Por • 18 Set , 2015 • Categoria: 02. OPINIÃO, EM DESTAQUE Print Print

A tomada da cidade de Ceuta por uma expedição naval portuguesa, em 1415, comandada pelo próprio Rei que, paciente e competentemente, a organizara, D. João I, o de Boa Memória, é o tema principal desta crónica de viagem de cariz histórico-militar. A Associação Nacional de Cruzeiros organizou esta inédita comemoração dos 600 anos da tomada desta cidade: um cruzeiro à vela. João Brandão Ferreira, piloto-aviador, integrou a jornada, num meio diferente daquele a que está habituado, e conta-nos a experiência.

Uma frota de veleiros portugueses rumou a Ceuta para assinalar os 600 anos da tomada desta cidade por Portugal.
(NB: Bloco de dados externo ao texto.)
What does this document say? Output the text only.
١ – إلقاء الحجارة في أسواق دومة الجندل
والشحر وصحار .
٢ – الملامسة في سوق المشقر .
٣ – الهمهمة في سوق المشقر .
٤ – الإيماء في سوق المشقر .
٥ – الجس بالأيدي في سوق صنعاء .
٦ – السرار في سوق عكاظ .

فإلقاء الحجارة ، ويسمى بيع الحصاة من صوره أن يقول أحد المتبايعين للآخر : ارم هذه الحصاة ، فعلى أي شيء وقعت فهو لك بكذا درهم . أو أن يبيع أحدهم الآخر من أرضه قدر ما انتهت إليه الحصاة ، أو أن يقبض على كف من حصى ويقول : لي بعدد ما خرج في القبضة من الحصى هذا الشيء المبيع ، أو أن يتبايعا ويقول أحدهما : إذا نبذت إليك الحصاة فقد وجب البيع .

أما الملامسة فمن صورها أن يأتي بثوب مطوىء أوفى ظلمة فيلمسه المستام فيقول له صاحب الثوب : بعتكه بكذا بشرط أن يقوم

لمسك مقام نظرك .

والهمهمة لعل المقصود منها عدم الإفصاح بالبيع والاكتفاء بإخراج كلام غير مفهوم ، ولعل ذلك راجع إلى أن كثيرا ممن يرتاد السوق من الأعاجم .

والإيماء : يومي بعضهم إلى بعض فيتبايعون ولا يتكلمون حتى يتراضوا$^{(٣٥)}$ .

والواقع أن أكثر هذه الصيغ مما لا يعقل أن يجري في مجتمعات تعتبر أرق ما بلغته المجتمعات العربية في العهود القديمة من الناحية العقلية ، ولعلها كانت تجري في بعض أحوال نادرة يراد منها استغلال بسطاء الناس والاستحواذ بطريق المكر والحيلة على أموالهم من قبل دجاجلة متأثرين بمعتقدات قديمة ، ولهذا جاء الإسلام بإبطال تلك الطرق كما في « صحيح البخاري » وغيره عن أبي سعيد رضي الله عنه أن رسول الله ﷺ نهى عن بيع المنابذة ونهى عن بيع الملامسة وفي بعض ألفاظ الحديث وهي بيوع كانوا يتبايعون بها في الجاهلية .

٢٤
Uma frota de veleiros portugueses rumou a Ceuta em 2015  para assinalar os 600 anos da tomada desta cidade por Portugal.

Já a vista pouco e pouco se desterra

Daqueles pátrios montes que ficavam;

Ficava o caro Tejo, e a fresca Serra,

De Sintra e nela os nossos olhos se alongavam.
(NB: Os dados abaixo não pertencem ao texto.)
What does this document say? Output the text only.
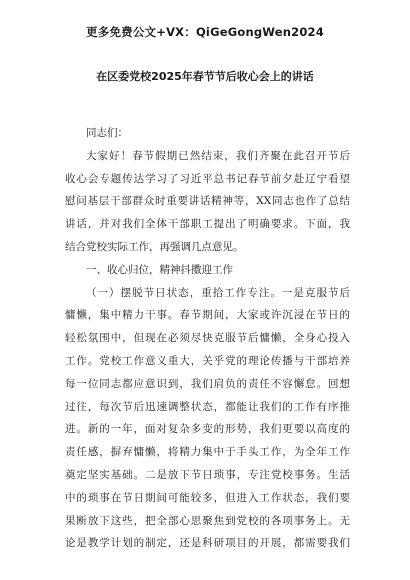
更多免费公文+VX：QiGeGongWen2024
在区委党校2025年春节节后收心会上的讲话

同志们：

大家好！春节假期已然结束，我们齐聚在此召开节后
收心会专题传达学习了习近平总书记春节前夕赴辽宁看望
慰问基层干部群众时重要讲话精神等，XX同志也作了总结
讲话，并对我们全体干部职工提出了明确要求。下面，我
结合党校实际工作，再强调几点意见。

一、收心归位，精神抖擞迎工作

（一）摆脱节日状态，重拾工作专注。一是克服节后
慵懒，集中精力干事。春节期间，大家或许沉浸在节日的
轻松氛围中，但现在必须尽快克服节后慵懒，全身心投入
工作。党校工作意义重大，关乎党的理论传播与干部培养
每一位同志都应意识到，我们肩负的责任不容懈怠。回想
过往，每次节后迅速调整状态，都能让我们的工作有序推
进。新的一年，面对复杂多变的形势，我们更要以高度的
责任感，摒弃慵懒，将精力集中于手头工作，为全年工作
奠定坚实基础。二是放下节日琐事，专注党校事务。生活
中的琐事在节日期间可能较多，但进入工作状态，我们要
果断放下这些，把全部心思聚焦到党校的各项事务上。无
论是教学计划的制定，还是科研项目的开展，都需要我们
Ficava-nos também na amada terra

O coração, que as mágoas lá deixavam;

E já depois que toda se escondeu,

Não vimos mais enfim que mar e céu”.

Lusíadas, Canto V, 3

 

Desta vez não se chegou a ver apenas céu e mar, mas deu para perceber (isto é, ter uma vaga ideia), da dificuldade que é andar no mar e daquilo que passaram os nossos antepassados quando se aventuraram às Descobertas.

O “desta vez” coube a um “cruzeiro” organizado pela Associação Nacional de Cruzeiros (ANC), que entendeu rumar a Ceuta, a fim de comemorar os 600 anos da tomada daquela cidade por uma expedição naval portuguesa, comandada pelo próprio Rei que, paciente e competentemente, a organizara: D. João I, o de Boa Memória.
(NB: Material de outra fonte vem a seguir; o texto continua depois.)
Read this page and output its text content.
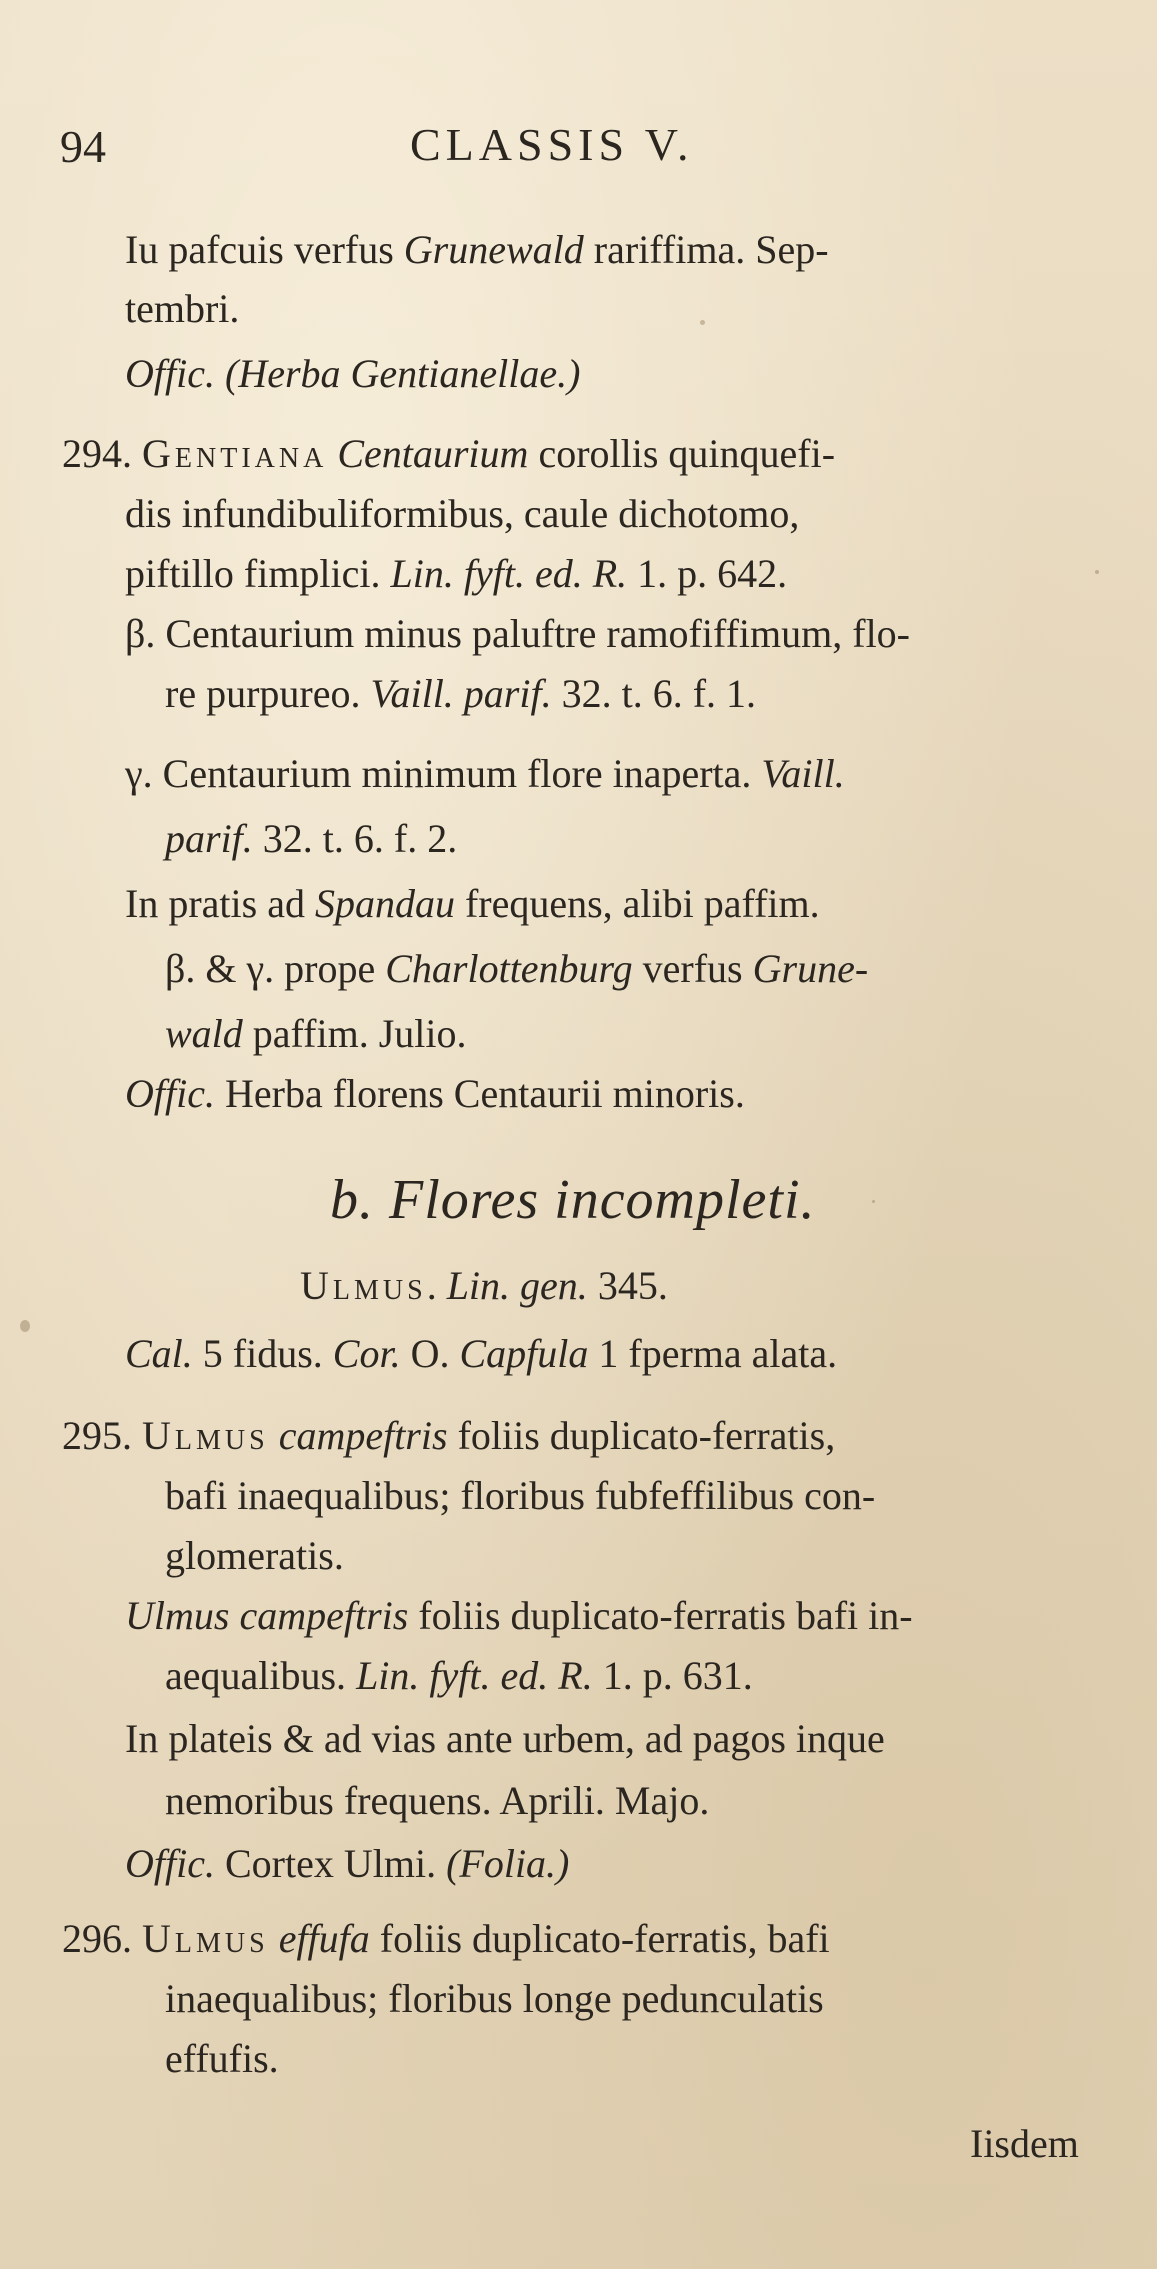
94	CLASSIS V.
Iu pafcuis verfus Grunewald rariffima. Sep-
tembri.
Offic. (Herba Gentianellae.)
294. Gentiana Centaurium corollis quinquefi-
dis infundibuliformibus, caule dichotomo,
piftillo fimplici. Lin. fyft. ed. R. 1. p. 642.
β. Centaurium minus paluftre ramofiffimum, flo-
re purpureo. Vaill. parif. 32. t. 6. f. 1.
γ. Centaurium minimum flore inaperta. Vaill.
parif. 32. t. 6. f. 2.
In pratis ad Spandau frequens, alibi paffim.
β. & γ. prope Charlottenburg verfus Grune-
wald paffim. Julio.
Offic. Herba florens Centaurii minoris.
Ulmus. Lin. gen. 345.
Cal. 5 fidus. Cor. O. Capfula 1 fperma alata.
295. Ulmus campeftris foliis duplicato-ferratis,
bafi inaequalibus; floribus fubfeffilibus con-
glomeratis.
Ulmus campeftris foliis duplicato-ferratis bafi in-
aequalibus. Lin. fyft. ed. R. 1. p. 631.
In plateis & ad vias ante urbem, ad pagos inque
nemoribus frequens. Aprili. Majo.
Offic. Cortex Ulmi. (Folia.)
296. Ulmus effufa foliis duplicato-ferratis, bafi
inaequalibus; floribus longe pedunculatis
effufis.
b. Flores incompleti.
Iisdem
E que de facto deixou boa memória (e descendência), pois tudo lhe correu bem e ao Reino, sob a sua liderança.

Foi feliz a ideia do ANC fundada, em 28/2/94, e cujo objectivo estatutário é o de promover o desenvolvimento da prática desportiva e recreativa, da vela de cruzeiro(1). Presentemente é liderada por Rui André Ribeiro um experiente velejador com cerca de 7.500 horas de navegação.

João Brandão Ferreira, Piloto-Aviador da Força Aérea Portuguesa  na situação de Reforma, integrou a iniciativa da Associação Nacional de Cruzeiros.

João Brandão Ferreira, Piloto-Aviador da Força Aérea Portuguesa na situação de Reforma, integrou a iniciativa da Associação Nacional de Cruzeiros.

A escolha nem sequer foi difícil por óbvia: seis séculos de um feito de armas notável (a primeira e maior operação anfíbia desde o fim do Império Romano do Ocidente) e marco assumido pela maioria dos historiadores, como sendo o início da expansão marítima dos portugueses, que os iam alcandorar durante um século, à maior potência marítima do globo.

Infelizmente para o Estado Português nada disto, mesmo sendo óbvio, não foi tido como merecedor sequer de uma singela evocação. Andam desligados da realidade pela simples razão de que deixaram de pensar e de actuar como portugueses!

Felizmente, por outro lado, a sociedade civil, consumada na generalidade da população e das instituições nacionais, tem-se mobilizado para comemorar o evento de várias maneiras, mostrando que a nacionalidade não está moribunda e a vida não se resume a futebol, concertos, novelas e … “negócios”.

Responderam à chamada 16 veleiros dos 25 inicialmente inscritos e cada um fez o seu planeamento de modo a que a concentração final se realizasse na marina de La Línea junto ao “Penon” de Gibraltar, de modo a que pudéssemos “acometer” Ceuta em conjunto, no dia 10 de Agosto.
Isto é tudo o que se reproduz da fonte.